Speaker
Description
This work presents the development and application of an advanced engineering design workflow for the planning, design, and assessment of future fusion plasma diagnostics. The workflow leverages advanced simulation techniques and synthetic diagnostics for system performance evaluation and prediction, crucial in the decision-making process of the design cycle. A key component of this workflow is the integration of realistic representations of system components, including wave launcher structures and vessel wall structures. The procedure involves the use of CAD models of these structures, combined with parameterizable CAD models of the launcher, to produce a description suited for Finite Difference Time Domain (FDTD) 3D simulation. They can include electron density data from plasma scenarios obtained from proven state-of-the-art integrated modeling codes such as JINTRAC for the core plasma, and SOLEDGE2D-EIRENE or SOLPS-ITER for the scrape-of-layer and pedestal region. All used CAD models are shared between the wave propagation code and thermal, structural and neutronic simulators, being iterated according to the analysis of the various simulation results.
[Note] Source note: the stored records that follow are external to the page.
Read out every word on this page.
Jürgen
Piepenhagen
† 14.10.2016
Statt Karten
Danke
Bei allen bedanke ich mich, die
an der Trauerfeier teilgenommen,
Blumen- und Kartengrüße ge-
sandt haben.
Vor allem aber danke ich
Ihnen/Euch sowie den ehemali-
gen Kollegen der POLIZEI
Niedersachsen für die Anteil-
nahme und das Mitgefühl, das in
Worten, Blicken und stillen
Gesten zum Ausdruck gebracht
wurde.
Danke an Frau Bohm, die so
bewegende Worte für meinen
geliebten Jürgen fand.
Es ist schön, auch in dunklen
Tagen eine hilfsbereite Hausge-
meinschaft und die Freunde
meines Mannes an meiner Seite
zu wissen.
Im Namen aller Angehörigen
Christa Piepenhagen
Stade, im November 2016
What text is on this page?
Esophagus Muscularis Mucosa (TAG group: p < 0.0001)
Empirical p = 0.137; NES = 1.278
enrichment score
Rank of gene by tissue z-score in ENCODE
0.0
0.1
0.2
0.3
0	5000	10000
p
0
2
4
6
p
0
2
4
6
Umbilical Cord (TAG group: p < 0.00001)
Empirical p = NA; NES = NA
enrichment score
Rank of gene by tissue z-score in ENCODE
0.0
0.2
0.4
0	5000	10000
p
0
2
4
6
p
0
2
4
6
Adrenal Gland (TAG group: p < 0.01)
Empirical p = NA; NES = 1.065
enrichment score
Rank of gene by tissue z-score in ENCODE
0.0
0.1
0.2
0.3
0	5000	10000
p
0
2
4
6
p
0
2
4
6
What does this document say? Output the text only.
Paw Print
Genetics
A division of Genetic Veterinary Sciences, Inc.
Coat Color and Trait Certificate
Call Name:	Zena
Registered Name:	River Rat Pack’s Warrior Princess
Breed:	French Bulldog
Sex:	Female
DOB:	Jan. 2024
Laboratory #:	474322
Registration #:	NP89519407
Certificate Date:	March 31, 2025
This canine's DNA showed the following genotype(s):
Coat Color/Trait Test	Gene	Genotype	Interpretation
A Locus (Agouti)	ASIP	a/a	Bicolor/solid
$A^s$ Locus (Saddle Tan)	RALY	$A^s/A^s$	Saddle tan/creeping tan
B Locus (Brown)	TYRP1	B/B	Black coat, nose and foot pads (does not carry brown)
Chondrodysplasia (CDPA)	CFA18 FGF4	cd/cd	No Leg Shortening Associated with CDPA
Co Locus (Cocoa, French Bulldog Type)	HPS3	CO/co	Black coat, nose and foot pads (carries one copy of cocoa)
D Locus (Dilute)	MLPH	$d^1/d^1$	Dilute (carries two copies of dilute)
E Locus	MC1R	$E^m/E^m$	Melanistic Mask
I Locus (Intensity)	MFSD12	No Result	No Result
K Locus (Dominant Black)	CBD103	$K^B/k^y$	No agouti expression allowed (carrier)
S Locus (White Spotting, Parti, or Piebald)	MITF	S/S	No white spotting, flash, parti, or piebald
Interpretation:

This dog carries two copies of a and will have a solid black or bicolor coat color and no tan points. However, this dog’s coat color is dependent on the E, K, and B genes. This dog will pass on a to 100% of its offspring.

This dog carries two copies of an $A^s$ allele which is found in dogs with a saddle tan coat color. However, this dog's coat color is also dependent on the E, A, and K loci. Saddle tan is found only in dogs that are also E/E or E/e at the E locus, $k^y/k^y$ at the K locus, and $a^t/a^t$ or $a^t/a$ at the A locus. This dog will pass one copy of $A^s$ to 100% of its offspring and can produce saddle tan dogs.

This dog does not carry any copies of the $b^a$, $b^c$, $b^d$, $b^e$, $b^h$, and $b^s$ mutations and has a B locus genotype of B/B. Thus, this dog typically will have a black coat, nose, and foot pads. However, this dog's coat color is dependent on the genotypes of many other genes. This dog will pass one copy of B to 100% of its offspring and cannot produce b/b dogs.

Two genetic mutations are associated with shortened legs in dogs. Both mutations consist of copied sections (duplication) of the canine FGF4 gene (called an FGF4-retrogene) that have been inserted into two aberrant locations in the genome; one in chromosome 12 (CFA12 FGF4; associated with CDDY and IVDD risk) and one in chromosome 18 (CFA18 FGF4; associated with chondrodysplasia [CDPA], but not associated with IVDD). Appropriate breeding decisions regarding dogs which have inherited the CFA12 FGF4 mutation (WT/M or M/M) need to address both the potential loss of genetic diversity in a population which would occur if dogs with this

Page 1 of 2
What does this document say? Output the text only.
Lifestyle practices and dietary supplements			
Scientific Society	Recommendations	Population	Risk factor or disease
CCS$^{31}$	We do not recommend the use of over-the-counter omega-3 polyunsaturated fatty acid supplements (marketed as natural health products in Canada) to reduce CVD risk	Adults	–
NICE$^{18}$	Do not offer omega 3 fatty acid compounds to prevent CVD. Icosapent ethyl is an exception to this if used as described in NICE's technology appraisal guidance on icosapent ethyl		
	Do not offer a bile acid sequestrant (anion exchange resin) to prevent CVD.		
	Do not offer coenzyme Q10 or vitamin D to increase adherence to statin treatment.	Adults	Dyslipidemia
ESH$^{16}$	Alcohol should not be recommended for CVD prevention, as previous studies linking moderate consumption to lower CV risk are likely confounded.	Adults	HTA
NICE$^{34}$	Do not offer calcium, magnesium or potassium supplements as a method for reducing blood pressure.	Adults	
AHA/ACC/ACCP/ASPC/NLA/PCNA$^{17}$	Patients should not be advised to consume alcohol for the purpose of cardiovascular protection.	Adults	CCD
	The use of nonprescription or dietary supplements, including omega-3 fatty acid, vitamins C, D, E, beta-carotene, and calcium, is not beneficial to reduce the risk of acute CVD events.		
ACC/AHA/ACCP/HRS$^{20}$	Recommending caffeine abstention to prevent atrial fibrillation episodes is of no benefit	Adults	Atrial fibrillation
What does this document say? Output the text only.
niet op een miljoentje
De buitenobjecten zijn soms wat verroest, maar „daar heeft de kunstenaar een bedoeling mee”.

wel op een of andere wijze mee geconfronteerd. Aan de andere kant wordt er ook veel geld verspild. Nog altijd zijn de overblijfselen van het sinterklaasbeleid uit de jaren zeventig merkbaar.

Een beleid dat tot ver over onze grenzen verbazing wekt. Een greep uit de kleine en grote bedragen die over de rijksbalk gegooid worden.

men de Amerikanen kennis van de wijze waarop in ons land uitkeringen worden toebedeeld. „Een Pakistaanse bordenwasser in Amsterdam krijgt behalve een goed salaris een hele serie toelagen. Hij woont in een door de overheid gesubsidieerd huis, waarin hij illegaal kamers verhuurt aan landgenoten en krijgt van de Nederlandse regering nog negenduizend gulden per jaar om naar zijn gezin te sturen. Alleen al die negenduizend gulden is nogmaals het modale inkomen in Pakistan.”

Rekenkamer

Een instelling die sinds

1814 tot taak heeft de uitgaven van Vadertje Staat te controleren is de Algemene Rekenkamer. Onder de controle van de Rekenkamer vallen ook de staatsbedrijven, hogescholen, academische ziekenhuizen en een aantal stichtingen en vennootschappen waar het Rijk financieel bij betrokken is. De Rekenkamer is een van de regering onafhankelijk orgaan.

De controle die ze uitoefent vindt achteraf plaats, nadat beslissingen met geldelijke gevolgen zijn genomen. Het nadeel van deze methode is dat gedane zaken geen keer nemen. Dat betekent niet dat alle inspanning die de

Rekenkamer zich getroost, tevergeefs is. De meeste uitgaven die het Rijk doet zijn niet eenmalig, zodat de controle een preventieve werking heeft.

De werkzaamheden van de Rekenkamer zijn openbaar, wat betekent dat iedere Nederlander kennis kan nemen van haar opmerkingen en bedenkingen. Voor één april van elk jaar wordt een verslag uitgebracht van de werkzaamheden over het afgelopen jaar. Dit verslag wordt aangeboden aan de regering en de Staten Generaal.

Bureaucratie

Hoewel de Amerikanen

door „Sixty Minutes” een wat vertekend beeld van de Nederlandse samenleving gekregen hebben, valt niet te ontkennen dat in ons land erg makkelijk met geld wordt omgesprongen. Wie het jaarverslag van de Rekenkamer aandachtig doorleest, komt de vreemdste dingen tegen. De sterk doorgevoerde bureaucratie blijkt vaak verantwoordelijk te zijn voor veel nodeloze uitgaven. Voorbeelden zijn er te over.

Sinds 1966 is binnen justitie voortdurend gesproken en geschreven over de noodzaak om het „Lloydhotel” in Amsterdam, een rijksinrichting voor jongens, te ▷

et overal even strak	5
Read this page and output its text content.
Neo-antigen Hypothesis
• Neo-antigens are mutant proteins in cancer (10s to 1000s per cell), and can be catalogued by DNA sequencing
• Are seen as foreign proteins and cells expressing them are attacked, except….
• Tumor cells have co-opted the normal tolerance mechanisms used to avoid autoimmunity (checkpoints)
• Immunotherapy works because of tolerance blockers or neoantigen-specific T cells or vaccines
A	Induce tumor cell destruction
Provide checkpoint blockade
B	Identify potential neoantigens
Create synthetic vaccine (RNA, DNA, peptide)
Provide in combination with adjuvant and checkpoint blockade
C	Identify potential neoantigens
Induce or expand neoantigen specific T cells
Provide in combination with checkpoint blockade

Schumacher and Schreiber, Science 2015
The validation of this workflow is demonstrated through the design of a set of antennas for the DTT’s High-field-side (HFS) Plasma Position Reflectometry (PPR) system. Given the severe space and access constraints, optimized small-footprint bistatic and monostatic hog-horn antenna designs were proposed. The viability of the PPR implementation was confirmed through 3D full-wave simulations, laboratory measurements of a 3D-printed bistatic antenna prototype, and a preliminary thermal analysis of the antenna embedded in the plasma-facing wall structures under standard plasma operation conditions. This use case illustrates the power of the proposed workflow in addressing complex design challenges in the field of fusion plasma diagnostics.